Neuropeptides define escape responses to a subset of thermal pulse stimuli
Neuropeptide signaling was shown to be required for avoidance of noxious thermal stimuli [7, 8]. We examined thermally induced avoidance responses of mutants harboring loss of function of genes encoding proprotein convertase (egl-3) and carboxypeptidase (egl-21) [33] that are required for efficient neuropeptide processing.
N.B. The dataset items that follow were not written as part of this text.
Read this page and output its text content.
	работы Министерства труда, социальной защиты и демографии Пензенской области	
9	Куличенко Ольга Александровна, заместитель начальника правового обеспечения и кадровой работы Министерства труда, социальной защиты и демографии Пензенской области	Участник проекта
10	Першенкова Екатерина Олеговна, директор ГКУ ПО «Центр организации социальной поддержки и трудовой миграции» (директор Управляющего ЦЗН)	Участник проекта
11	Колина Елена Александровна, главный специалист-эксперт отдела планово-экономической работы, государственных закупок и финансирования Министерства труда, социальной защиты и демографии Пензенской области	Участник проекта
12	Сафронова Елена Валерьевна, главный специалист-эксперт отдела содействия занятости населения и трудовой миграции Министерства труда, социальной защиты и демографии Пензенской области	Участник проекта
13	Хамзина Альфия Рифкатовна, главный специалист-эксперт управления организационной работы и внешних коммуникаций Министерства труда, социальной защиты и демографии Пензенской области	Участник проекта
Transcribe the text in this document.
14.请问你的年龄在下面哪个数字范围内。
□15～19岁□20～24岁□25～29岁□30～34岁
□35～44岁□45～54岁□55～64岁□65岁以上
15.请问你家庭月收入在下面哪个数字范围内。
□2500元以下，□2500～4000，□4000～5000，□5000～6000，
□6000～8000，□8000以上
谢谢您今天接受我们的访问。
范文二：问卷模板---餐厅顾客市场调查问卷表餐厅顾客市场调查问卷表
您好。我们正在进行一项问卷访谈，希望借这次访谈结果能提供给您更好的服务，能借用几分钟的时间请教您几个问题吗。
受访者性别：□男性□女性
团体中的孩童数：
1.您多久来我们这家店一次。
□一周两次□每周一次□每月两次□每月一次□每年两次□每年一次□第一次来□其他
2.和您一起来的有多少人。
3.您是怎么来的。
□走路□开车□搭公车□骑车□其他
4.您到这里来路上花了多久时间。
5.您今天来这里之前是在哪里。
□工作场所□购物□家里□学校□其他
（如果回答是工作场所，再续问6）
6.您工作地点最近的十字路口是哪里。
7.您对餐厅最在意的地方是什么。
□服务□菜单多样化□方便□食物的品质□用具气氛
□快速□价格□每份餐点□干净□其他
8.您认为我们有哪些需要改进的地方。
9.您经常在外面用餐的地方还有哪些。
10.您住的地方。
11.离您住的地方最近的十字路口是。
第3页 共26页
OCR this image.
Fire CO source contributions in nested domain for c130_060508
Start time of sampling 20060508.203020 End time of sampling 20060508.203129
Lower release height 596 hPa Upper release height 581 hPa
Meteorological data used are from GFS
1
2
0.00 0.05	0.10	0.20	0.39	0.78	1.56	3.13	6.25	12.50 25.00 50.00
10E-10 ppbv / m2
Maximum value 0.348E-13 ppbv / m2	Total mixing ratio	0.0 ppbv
We found that animals carrying loss-of-function alleles of these genes were defective in responding to a ΔT = 0.4°C. Interestingly, all neuropeptide-processing-impaired strains were able to elicit an avoidance response similar to N2 at ΔT = 1.0°C. However, animals harboring loss-of-function mutations in egl-21 and egl-3 were defective at ΔT = 4.8°C and ΔT = 9.1°C, respectively. This difference probably reflects the penetrance of the different alleles of egl-21 and egl-3 with respect to the thermal avoidance behavior (Figure 8C). We conclude that whereas glutamate and neuropeptide signaling is required for responses to ΔT = 0.4°C, neuropeptides but not glutamate are dispensable for responses at ΔT = 1.0°C. For higher ΔT, we found neuropeptide but not glutamate involvement in mediating different aspects of the thermal avoidance behavior. Taken together, these results suggest that distinct combinations of glutamatergic, catecholaminergic and peptidergic signaling shape avoidance responses at different intensities of noxious thermal stimuli. However, the lack of consistent responses for multiple alleles of the same gene precludes us from a definitive conclusion about the involvement of neuropeptides at higher ΔT. Nevertheless, taken together, these data suggest that distinct combinations of neurotransmitter systems operate at ΔT = 0.4°C, 1.0°C, 4.8°C and 9.1°C to give rise to a qualitatively similar stereotypical behavioral response.